History

United Kingdom
- Name: Royal George
- Owner: 1820:Joseph Soames; 1830:Moates & Co., London; 1836:Jacob & Co., London.; 1838:Arnold & Co., London.; 1844:G. Marshall & Co., London.;
- Builder: James Shepherd, Paul, Hull
- Launched: 11 July 1820

General characteristics
- Tons burthen: Old Act: 486, or 48634⁄94 (bm); New Act (post 1836): 583(bm);
- Length: 110 ft 4 in (33.6 m)
- Beam: 30 ft 5 in (9.3 m)
- Propulsion: Sail

= Royal George (1820 ship) =

Royal George was a 486-ton merchant ship built at Hull, England in 1820. Between 1823-4, she undertook one voyage for the British East India Company. Later, she made two voyages transporting convicts from England to Australia.

==Career==
Initially, Royal George traded with India under a license from the EIC. Royal George first appeared in Lloyd's Register (LR) in 1821 with Bowditch, master, Somes & Co., owner, and trade London–India, changing to London–New South Wales.

On 21 May 1821 Royal George, Captain Bowditch, sailed from London for Fort William, India.

On 21–22 July 1822 a gale drove Royal George, Captain Powditch, coming from Van Diemen's Land, ashore at the Cape of Good Hope. (Note: The same storm also resulted in the loss of other ships, including , , , , and .) Royal George was refloated on 20 August.
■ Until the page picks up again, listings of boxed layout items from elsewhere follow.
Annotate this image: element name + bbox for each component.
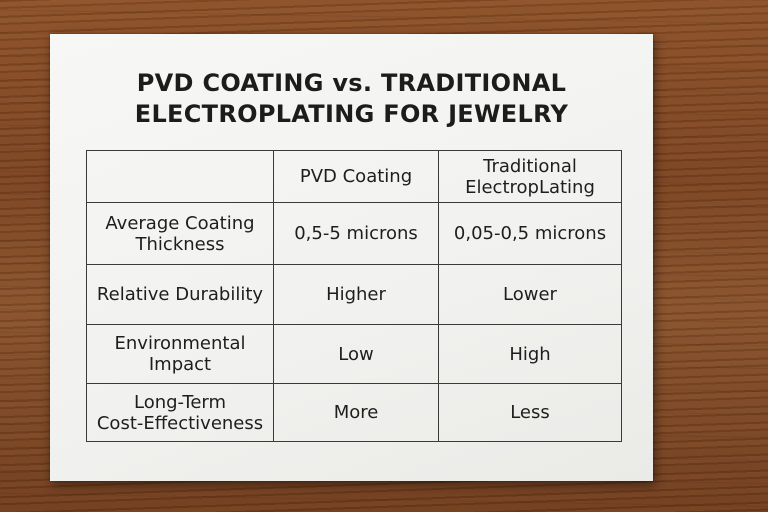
table-row: Long-Term Cost-Effectiveness More Less <box>86 383 622 442</box>
header-traditional-label-2: ElectropLating <box>465 176 595 198</box>
table-row: Relative Durability Higher Lower <box>86 264 622 325</box>
card-title: PVD COATING vs. TRADITIONAL ELECTROPLATI… <box>50 68 653 130</box>
row-label-line: Cost-Effectiveness <box>96 412 264 434</box>
header-pvd-label: PVD Coating <box>299 166 413 187</box>
table-row: Average Coating Thickness 0,5-5 microns … <box>86 202 622 265</box>
row-label-line: Thickness <box>135 233 225 255</box>
cell-traditional-thickness: 0,05-0,5 microns <box>438 202 622 265</box>
row-label-line: Impact <box>148 354 212 375</box>
header-traditional-electroplating: Traditional ElectropLating <box>438 150 622 203</box>
row-label-durability: Relative Durability <box>86 264 274 325</box>
row-label-environmental: Environmental Impact <box>86 324 274 384</box>
cell-pvd-cost: More <box>273 383 439 442</box>
row-label-line: Environmental <box>114 333 246 354</box>
cell-pvd-durability: Higher <box>273 264 439 325</box>
cell-pvd-environmental: Low <box>273 324 439 384</box>
comparison-card: PVD COATING vs. TRADITIONAL ELECTROPLATI… <box>50 34 653 481</box>
title-line-1: PVD COATING vs. TRADITIONAL <box>136 69 567 97</box>
table-row: Environmental Impact Low High <box>86 324 622 384</box>
title-line-2: ELECTROPLATING FOR JEWELRY <box>134 100 569 128</box>
row-label-line: Average Coating <box>105 212 255 234</box>
cell-traditional-environmental: High <box>438 324 622 384</box>
table-header-row: PVD Coating Traditional ElectropLating <box>86 150 622 203</box>
header-traditional-label-1: Traditional <box>483 155 577 177</box>
row-label-line: Long-Term <box>133 391 227 413</box>
cell-pvd-thickness: 0,5-5 microns <box>273 202 439 265</box>
header-pvd-coating: PVD Coating <box>273 150 439 203</box>
row-label-thickness: Average Coating Thickness <box>86 202 274 265</box>
cell-traditional-durability: Lower <box>438 264 622 325</box>
cell-traditional-cost: Less <box>438 383 622 442</box>
header-empty-cell <box>86 150 274 203</box>
row-label-cost: Long-Term Cost-Effectiveness <box>86 383 274 442</box>
row-label-line: Relative Durability <box>96 284 264 305</box>
comparison-table: PVD Coating Traditional ElectropLating A… <box>86 150 622 442</box>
EIC voyage (1823-4): Captain William Reynolds left the Downs on 17 June 1823, bound for Bengal and Madras. Royal George reached the Cape of Good Hope on 8 September, and Diamond Harbour on 11 November, before arriving at Calcutta on 20 November. Homeward bound, she was at Kedgeree on 7 January 1824. She then stopped at Vizagapatam (11 January), Masulipatam (18 January), and Madras (22 January). She reached Point de Galle on 11 February and St Helena on 16 April, before arriving at the Downs on 17 June.
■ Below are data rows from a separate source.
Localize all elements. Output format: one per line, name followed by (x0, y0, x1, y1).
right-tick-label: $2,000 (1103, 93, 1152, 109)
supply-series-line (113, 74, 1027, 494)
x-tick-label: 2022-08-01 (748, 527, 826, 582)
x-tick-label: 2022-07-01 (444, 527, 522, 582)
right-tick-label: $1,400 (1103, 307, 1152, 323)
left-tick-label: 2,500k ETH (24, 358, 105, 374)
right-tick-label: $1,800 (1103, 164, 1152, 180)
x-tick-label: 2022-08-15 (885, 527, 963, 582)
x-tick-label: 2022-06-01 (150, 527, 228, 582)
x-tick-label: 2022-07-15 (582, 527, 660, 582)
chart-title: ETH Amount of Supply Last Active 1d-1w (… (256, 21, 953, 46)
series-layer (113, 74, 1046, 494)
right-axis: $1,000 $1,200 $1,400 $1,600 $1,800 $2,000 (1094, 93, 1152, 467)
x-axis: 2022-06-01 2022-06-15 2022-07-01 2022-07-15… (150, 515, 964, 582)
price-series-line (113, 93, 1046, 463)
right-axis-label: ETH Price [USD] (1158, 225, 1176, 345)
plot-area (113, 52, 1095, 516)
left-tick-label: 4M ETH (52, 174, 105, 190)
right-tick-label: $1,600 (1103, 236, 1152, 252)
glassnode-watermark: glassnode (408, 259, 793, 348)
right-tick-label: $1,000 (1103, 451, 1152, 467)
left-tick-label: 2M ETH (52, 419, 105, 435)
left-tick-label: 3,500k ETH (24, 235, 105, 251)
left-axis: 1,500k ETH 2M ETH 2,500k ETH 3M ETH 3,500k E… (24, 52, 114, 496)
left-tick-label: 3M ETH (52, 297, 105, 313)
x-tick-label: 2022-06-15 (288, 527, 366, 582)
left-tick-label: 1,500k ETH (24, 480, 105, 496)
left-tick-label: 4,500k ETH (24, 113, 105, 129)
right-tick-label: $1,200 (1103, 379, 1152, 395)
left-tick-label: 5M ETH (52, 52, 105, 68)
First convict voyage (1828): Captain Robert Embledon and surgeon William Gregor departed Spithead on 26 August 1828 and arrived in Sydney on 24 December 1828. She embarked 160 male convicts; there were two convict deaths en route.
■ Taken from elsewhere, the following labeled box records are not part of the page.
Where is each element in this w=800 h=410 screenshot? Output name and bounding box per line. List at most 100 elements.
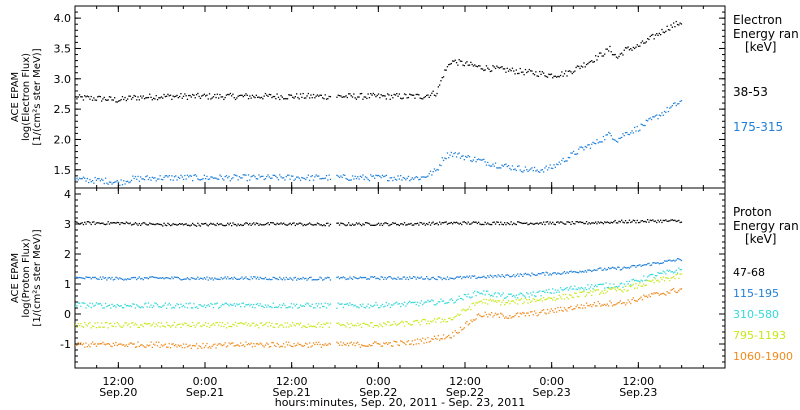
- data-point: [136, 178, 138, 180]
- data-point: [588, 305, 590, 307]
- data-point: [575, 153, 577, 155]
- data-point: [133, 276, 135, 279]
- data-point: [293, 179, 295, 181]
- data-point: [619, 53, 621, 55]
- data-point: [674, 219, 676, 221]
- data-point: [544, 75, 546, 77]
- data-point: [497, 313, 499, 315]
- data-point: [452, 299, 454, 301]
- data-point: [160, 322, 163, 324]
- data-point: [172, 223, 174, 225]
- data-point: [502, 224, 504, 226]
- data-point: [428, 322, 430, 325]
- data-point: [615, 222, 618, 224]
- data-point: [244, 174, 246, 176]
- data-point: [116, 221, 118, 224]
- data-point: [363, 96, 365, 98]
- data-point: [673, 287, 675, 290]
- data-point: [266, 306, 268, 308]
- data-point: [301, 345, 303, 347]
- data-point: [630, 286, 632, 288]
- data-point: [471, 296, 473, 298]
- data-point: [377, 174, 380, 177]
- data-point: [145, 346, 147, 348]
- data-point: [546, 298, 549, 300]
- data-point: [111, 99, 113, 101]
- data-point: [673, 22, 675, 24]
- data-point: [202, 178, 204, 180]
- data-point: [266, 94, 268, 96]
- data-point: [518, 275, 520, 277]
- data-point: [413, 94, 415, 96]
- y-tick-label: 2: [64, 248, 71, 261]
- data-point: [206, 224, 208, 226]
- data-point: [112, 99, 114, 101]
- data-point: [357, 176, 359, 178]
- data-point: [679, 100, 681, 102]
- data-point: [401, 302, 403, 305]
- data-point: [390, 94, 393, 97]
- data-point: [676, 273, 679, 275]
- data-point: [214, 277, 216, 279]
- data-point: [492, 299, 494, 301]
- data-point: [234, 277, 237, 280]
- data-point: [342, 96, 345, 98]
- data-point: [225, 346, 228, 348]
- data-point: [578, 65, 580, 68]
- data-point: [403, 93, 406, 95]
- data-point: [164, 343, 166, 345]
- data-point: [511, 275, 514, 277]
- data-point: [405, 305, 407, 307]
- data-point: [576, 295, 579, 297]
- data-point: [180, 326, 182, 329]
- data-point: [84, 177, 86, 179]
- data-point: [197, 222, 199, 224]
- data-point: [379, 175, 381, 177]
- data-point: [285, 224, 287, 226]
- data-point: [611, 138, 614, 140]
- data-point: [167, 277, 169, 279]
- data-point: [374, 94, 376, 96]
- data-point: [337, 322, 339, 324]
- data-point: [539, 171, 541, 173]
- data-point: [478, 65, 480, 67]
- data-point: [357, 306, 359, 308]
- data-point: [197, 322, 199, 324]
- data-point: [290, 325, 293, 327]
- data-point: [670, 260, 672, 262]
- data-point: [407, 302, 410, 304]
- x-tick-date-label: Sep.21: [273, 386, 311, 399]
- data-point: [595, 221, 597, 223]
- data-point: [345, 224, 347, 227]
- data-point: [436, 338, 438, 340]
- data-point: [428, 173, 430, 175]
- data-point: [466, 296, 468, 298]
- data-point: [344, 277, 346, 279]
- data-point: [149, 93, 151, 95]
- data-point: [543, 171, 545, 173]
- data-point: [557, 289, 559, 291]
- data-point: [376, 175, 378, 177]
- data-point: [397, 175, 399, 177]
- data-point: [414, 177, 416, 179]
- data-point: [440, 298, 442, 300]
- data-point: [264, 344, 267, 346]
- data-point: [130, 342, 133, 344]
- data-point: [232, 93, 234, 95]
- data-point: [212, 279, 215, 281]
- data-point: [554, 75, 556, 77]
- data-point: [363, 178, 365, 181]
- data-point: [111, 276, 113, 279]
- data-point: [280, 323, 282, 326]
- data-point: [554, 308, 556, 310]
- data-point: [147, 345, 150, 347]
- data-point: [565, 272, 567, 275]
- data-point: [368, 180, 371, 182]
- data-point: [197, 92, 199, 95]
- data-point: [409, 300, 411, 302]
- data-point: [453, 335, 455, 337]
- data-point: [237, 304, 239, 306]
- data-point: [401, 223, 403, 225]
- data-point: [584, 270, 586, 272]
- data-point: [614, 304, 616, 306]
Second convict voyage (1830): Captain Embledon and surgeon Michael Goodsir departed Portsmouth on 27 June 1830 and arrived in Hobart Town on 18 October. She embarked 215 male convicts. She and had four convict deaths en route. She then sailed to Sydney with a number of convicts.

Between 1835 and 1860 Royal George was a general trader to India, the Far East, and Australia.

In 1844 she transported 21 exiles from HM Prison Pentonville, England, to Williamstown, Port Phillip. She arrived there on 11 November 1844.

| Year | Master | Owner | Trade | Homeport | Source & notes |
|---|---|---|---|---|---|
| 1845 | T.Grieves | Marshall | London–Port Philip London–Sydney | London | LR; thorough repair 1838 & small repair 1844 |
| 1850 | T.Grieves | Marshall | London–Port Philip | London | LR; small repairs in 1847 & 1849 |
| 1855 |  | Marshall | London | London | LR; small repairs in 1849 & 1853 |
| 1860 | W.Tait | Wilson & Co. | Shields–Cape of Good Hope | Shields | LR; small repairs in 1853, 1857, & 1859 |

==Fate==
In 1860 her owners sold her as a hulk or to be broken up. Royal George was no longer listed in the 1861 volume of LR.